Henderson called the front desk and asked where the best reference library in Atlanta was and, after a brief pause, he was given the relevant information. He heard more footsteps in corridor—not Irene’s, he was sure—followed by a knock on the door. He got up and opened it.
“Room service, sir.” A white-jacketed waiter carried a tray holding champagne in an ice bucket and a large plate of smoked salmon and brown bread.
“There must be some mistake.”
“This is 35J?”
“Yes.”
“And you are General Dunklebanger?”
“No. I think you’ll find him in there. In 35K. K, not J.”
By this time the general had come to his door.
“General, I think this is for you.” Henderson was amused to see the embarrassment on the general’s face.
“Oh, yeah. Yeah, I guess.… Just take it right on in. Sorry to bother you,” he said to Henderson.
Henderson shut the door, and smiled. He doubted somehow that the champagne was for Mrs. Dunklebanger. Mind you, he thought, it’s not such a bad idea. He phoned room service and ordered the same for him and Irene. The episode—a gli
mpse of the human face behind the military machine—had cheered him up somewhat. He went back into the bathroom and ran his electric razor over his chin once more, concentrating on the skin around the lips, until it was completely smooth. Irene often refused to kiss him if there was a hint of bristle. “What do you think it’s like for me?” she would say. “You try rubbing your face with sandpaper, see how sexy it is.”
The phone rang.
“Henderson?” It was Irene. “I’m at the airport. I’ll be there in twenty minutes.”
“I’ll see you downst—” But she had hung up.
He felt hollow-chested with pleasant anticipation. He shut his eyes and tried to conjure up Irene naked. The broad shoulders, the low flat breasts with their tiny nipples, her unshaven armpits, the black dense hair on her cunt, her strong legs … He took a deep breath. God, how he had missed her.
On the way down in a scenic elevator he scanned the canoes plying back and forth but none of them contained Irene. He debated whether he should meet her at the front desk but decided not to deny her the pleasure of seeing and experiencing the atrium and its marvels herself. It was certainly busier than when he had arrived. The cocktail archipelago were fully populated and noisy. All the canoes seemed to be in demand.
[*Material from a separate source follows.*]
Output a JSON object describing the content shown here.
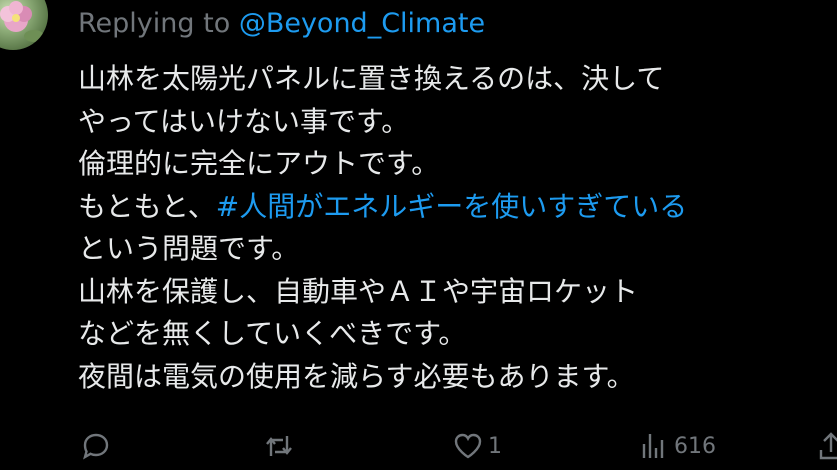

He went into the bar area. The wigwams were in fact canopies over private booths. Vegetation grew lushly everywhere. The tables and chairs had a roughhewn makeshift aspect and the long bar looked like a reconstituted corral. He wouldn’t have been surprised to see a few ponies tethered here and there. At the bar the barman sported a feather headdress, wampum beads and buckskin. He raised his hand and said, “How.”
Hang about, Henderson thought, this is taking the leitmotiv a little far, isn’t it? He checked that no one was looking then raised his own palm—swiftly turning it into a neck scratch.
“How. A bloody mary, please.”
“Right away, sir.”
The drink arrived in a glass the size and shape of a storm lantern. A whole hand of celery sprouted from the top. Henderson picked it up and sucked self-consciously on a straw. Everything in this “hotel,” he thought, conspired to make him ill at ease. He put his glass down and went in search of the gents’ toilet.